Contractual Flexibility, Firm Growth, and Information Asymmetries in Microfinance: Experimental Evidence from Bangladesh

A randomized pilot experiment of BRAC Microfinance’s new flexible loan contract provides information on credit take-up, the pool of borrowers, and the potential for moral hazard abatement among microfinance borrowers. 

Experimental studies on microfinance show that loan demand remains low despite the large number of organizations offering credit. Moreover, borrowing firms and households fail to see substantial increases in terms of business growth or consumption. One explanation may be found in the details of credit contracts, and recent research suggests that the effectiveness of microfinance (in terms of business outcomes) can improve if contractual terms are altered, such as greater repayment flexibility. This research will aim to address the questions of what the direct effects of introducing greater repayment flexibility in microfinance contracts on borrowers’ repayment behaviour and business outcomes are, whether there are selection effects of introducing loan contracts with greater repayment flexibility on the pool of borrowers, and whether a flexible repayment loan contract can be used as a tool to reduce moral hazard problems within a microfinance institution’s (MFI) current and future client base if offered to clients with good credit histories.

To answer these questions, the researchers will partner with the BRAC Microfinance program in Bangladesh to randomize the pilot of BRAC’s new “flexible contract” loan product, which allows borrowers to delay two repayments within their loan cycle through the use of repayment vouchers and will first only be offered to those borrowers with good credit histories. By comparing profits and repayments of those who are offered flexible contracts and those that are not, the team will be able to identify the causal impact of the flexible contract. By also considering the profits and repayments of borrowers who recently joined BRAC but do not yet qualify for the flexible contract, considering their repayment behaviour will identify any incentive effects, if those borrowers wish to qualify in the future. The characteristics of new clients who join after the introduction of the experiment might also differ from existing borrowers, as they may be attracted by the premise of qualifying for a flexible loan in the future.

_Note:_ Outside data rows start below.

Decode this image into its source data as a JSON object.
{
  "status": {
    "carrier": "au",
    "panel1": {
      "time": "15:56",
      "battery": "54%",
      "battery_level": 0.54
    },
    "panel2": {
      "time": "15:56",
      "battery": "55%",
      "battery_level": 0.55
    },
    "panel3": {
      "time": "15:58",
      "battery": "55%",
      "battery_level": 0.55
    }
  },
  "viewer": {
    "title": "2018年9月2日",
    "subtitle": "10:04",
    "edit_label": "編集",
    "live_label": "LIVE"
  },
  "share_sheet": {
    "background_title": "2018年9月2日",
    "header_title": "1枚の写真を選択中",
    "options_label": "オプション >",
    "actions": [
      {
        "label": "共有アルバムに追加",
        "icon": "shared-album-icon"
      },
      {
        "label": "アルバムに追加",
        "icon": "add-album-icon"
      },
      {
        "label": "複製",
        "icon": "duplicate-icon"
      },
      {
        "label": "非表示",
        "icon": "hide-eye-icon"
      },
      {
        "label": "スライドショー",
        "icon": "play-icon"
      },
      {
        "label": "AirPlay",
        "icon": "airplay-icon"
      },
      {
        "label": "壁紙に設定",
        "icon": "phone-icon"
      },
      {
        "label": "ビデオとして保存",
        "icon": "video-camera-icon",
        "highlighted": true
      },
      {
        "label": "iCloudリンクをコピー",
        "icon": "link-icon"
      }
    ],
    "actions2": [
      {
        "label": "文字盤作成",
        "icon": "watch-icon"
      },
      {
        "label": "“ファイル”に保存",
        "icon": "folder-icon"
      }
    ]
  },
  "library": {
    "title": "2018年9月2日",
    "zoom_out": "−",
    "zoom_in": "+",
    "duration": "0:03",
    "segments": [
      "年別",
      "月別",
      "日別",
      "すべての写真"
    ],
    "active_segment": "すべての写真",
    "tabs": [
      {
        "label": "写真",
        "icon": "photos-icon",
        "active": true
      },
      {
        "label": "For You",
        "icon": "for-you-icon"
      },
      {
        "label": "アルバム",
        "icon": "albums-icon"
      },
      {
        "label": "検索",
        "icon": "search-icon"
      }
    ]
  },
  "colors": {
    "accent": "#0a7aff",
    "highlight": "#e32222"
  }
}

Recent work suggests that making the loan contract more flexible can improve the impact of microfinance on business outcomes but also increase the default rates of current borrowers. However, there is a lack of evidence on how increasing the flexibility of the standard microfinance contract affects credit take-up or the selection of clients who decide to borrow. This project tests for such selection effects, as well as the direct impact a flexible loan contract may have on an MFI’s current borrowers. These findings may influence the way in which many MFIs design their contracts, which in turn can affect firms’ access to capital and subsequent growth.